Soziale Netzwerke sind aus dem heutigen Leben kaum mehr wegzudenken. Auch Eltern nutzen Facebook und Co., um mit Freunden, Bekannten und anderen Menschen zu kommunizieren. Die breitgefächerten Möglichkeiten, Bilder zu teilen, werden dabei besonders rege in Anspruch genommen. Oft landen dann auch Bilder von den eigenen Kindern im Netz. Das Deutsche Kinderhilfswerk macht nun im Rahmen einer Kampagne auf die Rechte von Kindern aufmerksam und mahnt Eltern zur Vorsicht mit Kinderbildern.
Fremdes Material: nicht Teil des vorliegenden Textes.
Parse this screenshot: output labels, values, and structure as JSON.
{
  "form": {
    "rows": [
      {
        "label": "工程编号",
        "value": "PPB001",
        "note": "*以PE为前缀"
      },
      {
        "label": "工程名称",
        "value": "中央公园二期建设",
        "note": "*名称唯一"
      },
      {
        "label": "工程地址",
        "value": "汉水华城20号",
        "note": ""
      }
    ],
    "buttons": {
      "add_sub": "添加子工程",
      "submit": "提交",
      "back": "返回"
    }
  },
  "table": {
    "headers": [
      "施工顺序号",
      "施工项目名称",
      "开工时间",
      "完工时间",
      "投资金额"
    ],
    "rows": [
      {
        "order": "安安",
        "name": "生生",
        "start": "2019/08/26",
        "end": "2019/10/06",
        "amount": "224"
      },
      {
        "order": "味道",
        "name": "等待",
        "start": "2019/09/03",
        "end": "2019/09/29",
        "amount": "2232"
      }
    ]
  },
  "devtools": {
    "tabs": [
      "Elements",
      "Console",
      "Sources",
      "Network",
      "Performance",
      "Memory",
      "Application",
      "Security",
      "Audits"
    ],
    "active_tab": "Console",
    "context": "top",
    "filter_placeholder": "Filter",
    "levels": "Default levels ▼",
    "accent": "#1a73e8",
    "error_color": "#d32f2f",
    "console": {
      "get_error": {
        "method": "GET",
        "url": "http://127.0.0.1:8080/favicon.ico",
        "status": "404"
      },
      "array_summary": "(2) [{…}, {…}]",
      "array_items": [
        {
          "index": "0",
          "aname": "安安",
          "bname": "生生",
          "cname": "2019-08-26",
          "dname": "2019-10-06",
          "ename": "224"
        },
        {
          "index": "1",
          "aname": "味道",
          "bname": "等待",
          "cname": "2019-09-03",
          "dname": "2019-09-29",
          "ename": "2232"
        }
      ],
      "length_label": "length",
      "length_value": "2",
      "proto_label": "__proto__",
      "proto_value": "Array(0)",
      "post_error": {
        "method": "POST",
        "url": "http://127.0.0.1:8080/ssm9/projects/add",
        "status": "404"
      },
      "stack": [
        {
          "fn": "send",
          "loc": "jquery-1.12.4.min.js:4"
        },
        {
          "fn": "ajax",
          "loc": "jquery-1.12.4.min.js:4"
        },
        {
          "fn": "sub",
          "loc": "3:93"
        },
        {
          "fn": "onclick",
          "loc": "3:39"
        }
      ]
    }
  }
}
Kinder werden kaum einbezogen

Ein Bild vom eigenen Kind ist in sozialen Netzwerken schnell veröffentlicht. Viele Eltern denken dabei laut einer Umfrage des Deutschen Kinderhilfswerks kaum über die Persönlichkeitsrechte ihrer Kinder nach und beziehen sie nicht in die Entscheidung, ein Bild zu teilen, ein. Rund 34 Prozent der Eltern, die Kinderbilder teilen, fragen ihre Kinder nicht nach deren Meinung oder Einverständnis und 30 Prozent der Eltern informieren ihre Kinder nur über die Veröffentlichung. Immerhin 31 Prozent der Eltern, die gerne einmal Bilder teilen, bitten ihre Kinder um Erlaubnis. Viel zu wenig, wie das Deutsche Kinderhilfswerk anmerkt.

Soziale Netzwerke sind keine rundum sicheren Orte

Überall dort, wo Millionen anderer Nutzer potenziell Zugang zu Daten und Social-Media-Profilen haben, besteht das Risiko von Missbrauch. So können auch Kinderfotos unbeabsichtigt in die Hände von Menschen fallen, die kriminelle Absichten verfolgen. Eltern sollten daher nicht nur äußerst vorsichtig mit den Privatsphäre-Einstellungen ihrer Accounts sein und das Passwort regelmäßig ändern, sondern auch darauf verzichten, persönliche Daten wie Adresse oder die Schule des Kindes öffentlich zu erwähnen.

Die sicherste Möglichkeit, Kinder von den Risiken des WWW fernzuhalten, ist jedoch der Verzicht auf das Teilen von Fotos. Sie sind nach wie vor dort besser aufgehoben, wo Eltern zweifelsfrei selbst entscheiden können, wer sie betrachtet.